The left-back attained hero status with City fans as the man whose penalty 16 years ago clinched promotion from the club’s first appearance at Wembley, where Crewe Alexandra were beaten in a dramatic spot-kick shoot-out.
In four days’ time City return to Wembley to face Blue Square Premier rivals Stevenage Borough in the FA Trophy final.
Since Hall was in his playing pomp – he racked up more than 400 appearances for the Minstermen – the club’s playing fortunes have ebbed dramatically.
The current players can create their own niche in the club’s history just as Hall and his contemporaries did in 1993. Back then City marked the club’s Wembley debut with promotion, and the 2009 version can become the first City line-up to collect a domestic knockout trophy.
Hall, who will be among several former City aces to journey with the faithful to Wembley, said: “It saddens me to see City where they are now. I had great times at the club, so I want them to get back into the League.
“Winning at Wembley can be a spur. If City can get the result they want then it will set them up for the start of next season.
“They will end the year on a high and they can take that into the next Blue Square campaign.
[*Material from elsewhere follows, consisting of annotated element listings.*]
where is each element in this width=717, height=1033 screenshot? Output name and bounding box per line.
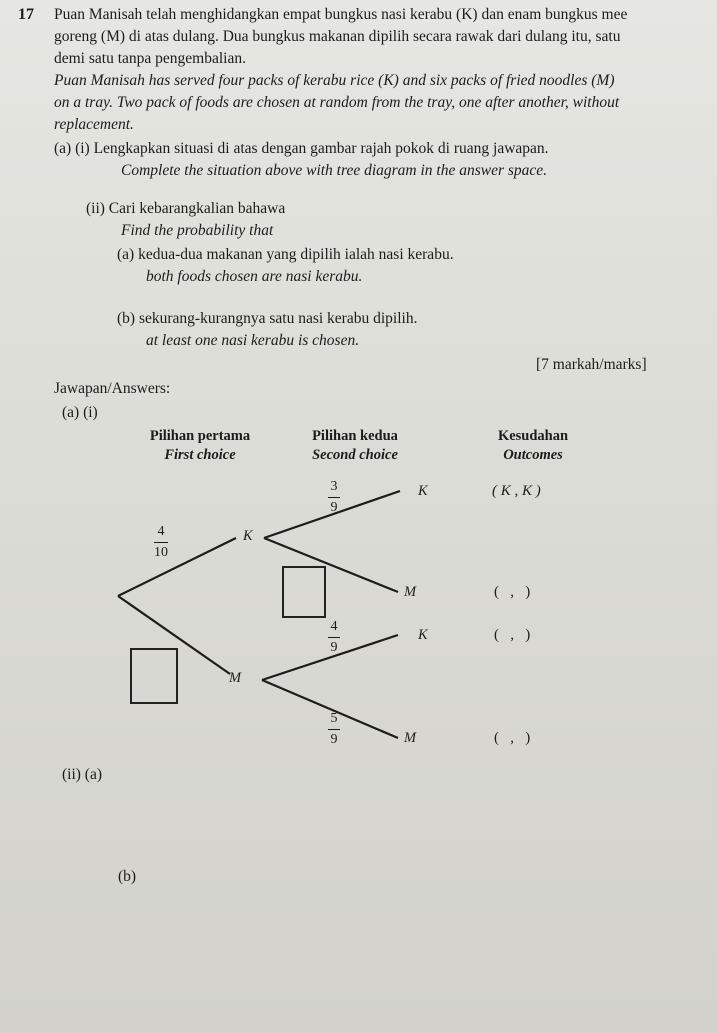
fraction-bar — [328, 637, 340, 638]
fraction-M-M — [328, 712, 340, 747]
fraction-denominator: 9 — [330, 500, 338, 515]
col1-heading-en: First choice — [164, 447, 236, 463]
label-M-M: M — [404, 730, 417, 746]
part-a-ii-ms: (ii) Cari kebarangkalian bahawa — [86, 200, 286, 217]
outcome-1: ( K , K ) — [492, 483, 541, 499]
label-K-K: K — [418, 483, 428, 499]
sub-b-ms: (b) sekurang-kurangnya satu nasi kerabu dipilih. — [117, 310, 418, 327]
question-number: 17 — [18, 6, 34, 23]
part-a-ii-en: Find the probability that — [121, 222, 274, 239]
sub-b-en: at least one nasi kerabu is chosen. — [146, 332, 360, 349]
answer-part-a-i: (a) (i) — [62, 404, 98, 421]
fraction-M-K — [328, 620, 340, 655]
fraction-bar — [328, 729, 340, 730]
fraction-numerator: 4 — [330, 619, 338, 634]
fraction-bar — [154, 542, 168, 543]
question-en-line-3: replacement. — [54, 116, 134, 133]
label-first-K: K — [243, 528, 253, 544]
col2-heading-ms: Pilihan kedua — [312, 428, 398, 444]
answer-box-first-M-probability[interactable] — [130, 648, 178, 704]
question-ms-line-3: demi satu tanpa pengembalian. — [54, 50, 246, 67]
label-K-M: M — [404, 584, 417, 600]
answer-box-K-M-probability[interactable] — [282, 566, 326, 618]
fraction-denominator: 9 — [330, 640, 338, 655]
answer-part-ii-a: (ii) (a) — [62, 766, 103, 783]
branch-first-K — [118, 538, 236, 596]
fraction-numerator: 3 — [330, 479, 338, 494]
question-en-line-1: Puan Manisah has served four packs of kerabu rice (K) and six packs of fried noodles (M) — [54, 72, 615, 89]
label-M-K: K — [418, 627, 428, 643]
part-a-i-en: Complete the situation above with tree diagram in the answer space. — [121, 162, 548, 179]
outcome-4[interactable]: ( , ) — [494, 730, 531, 746]
outcome-2[interactable]: ( , ) — [494, 584, 531, 600]
fraction-numerator: 4 — [157, 524, 165, 539]
marks-label: [7 markah/marks] — [536, 356, 647, 373]
outcome-3[interactable]: ( , ) — [494, 627, 531, 643]
sub-a-ms: (a) kedua-dua makanan yang dipilih ialah nasi kerabu. — [117, 246, 454, 263]
question-ms-line-1: Puan Manisah telah menghidangkan empat bungkus nasi kerabu (K) dan enam bungkus mee — [54, 6, 628, 23]
question-ms-line-2: goreng (M) di atas dulang. Dua bungkus makanan dipilih secara rawak dari dulang itu, satu — [54, 28, 621, 45]
col2-heading-en: Second choice — [312, 447, 398, 463]
fraction-first-K — [154, 525, 168, 560]
fraction-denominator: 9 — [330, 732, 338, 747]
fraction-K-K — [328, 480, 340, 515]
col1-heading-ms: Pilihan pertama — [149, 428, 251, 444]
col3-heading-en: Outcomes — [503, 447, 563, 463]
fraction-denominator: 10 — [154, 545, 168, 560]
part-a-i-ms: (a) (i) Lengkapkan situasi di atas dengan gambar rajah pokok di ruang jawapan. — [54, 140, 549, 157]
fraction-numerator: 5 — [330, 711, 338, 726]
label-first-M: M — [229, 670, 242, 686]
question-en-line-2: on a tray. Two pack of foods are chosen at random from the tray, one after another, without — [54, 94, 620, 111]
fraction-bar — [328, 497, 340, 498]
sub-a-en: both foods chosen are nasi kerabu. — [146, 268, 363, 285]
answers-heading: Jawapan/Answers: — [54, 380, 171, 397]
answer-part-ii-b: (b) — [118, 868, 137, 885]
col3-heading-ms: Kesudahan — [497, 428, 569, 444]
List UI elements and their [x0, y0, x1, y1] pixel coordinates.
A win at Wembley would give more resources to Martin Foyle and he might then be able to bring in new players.
“A win at Wembley gives anyone great confidence and it is so true in football that confidence breeds results.”
Hall pointed out that after he and his team-mates triumphed over Crewe in 1993, they then reached the play-offs for a second successive year only to bow out in the semi-final to Stockport. And within a year of that City were celebrating a national headline-grabbing Coca-Cola Cup conquest of the mighty Manchester United.
“We got so much confidence out of what we achieved at Wembley that we felt we could beat anybody.
“We had such a good team with a spine that was so strong with Dean Kiely in goal, Paul Stancliffe in defence, Nigel Pepper and Gary Swann in midfield and then Paul Barnes up front. That was the key. But winning at Wembley gave us that confidence.”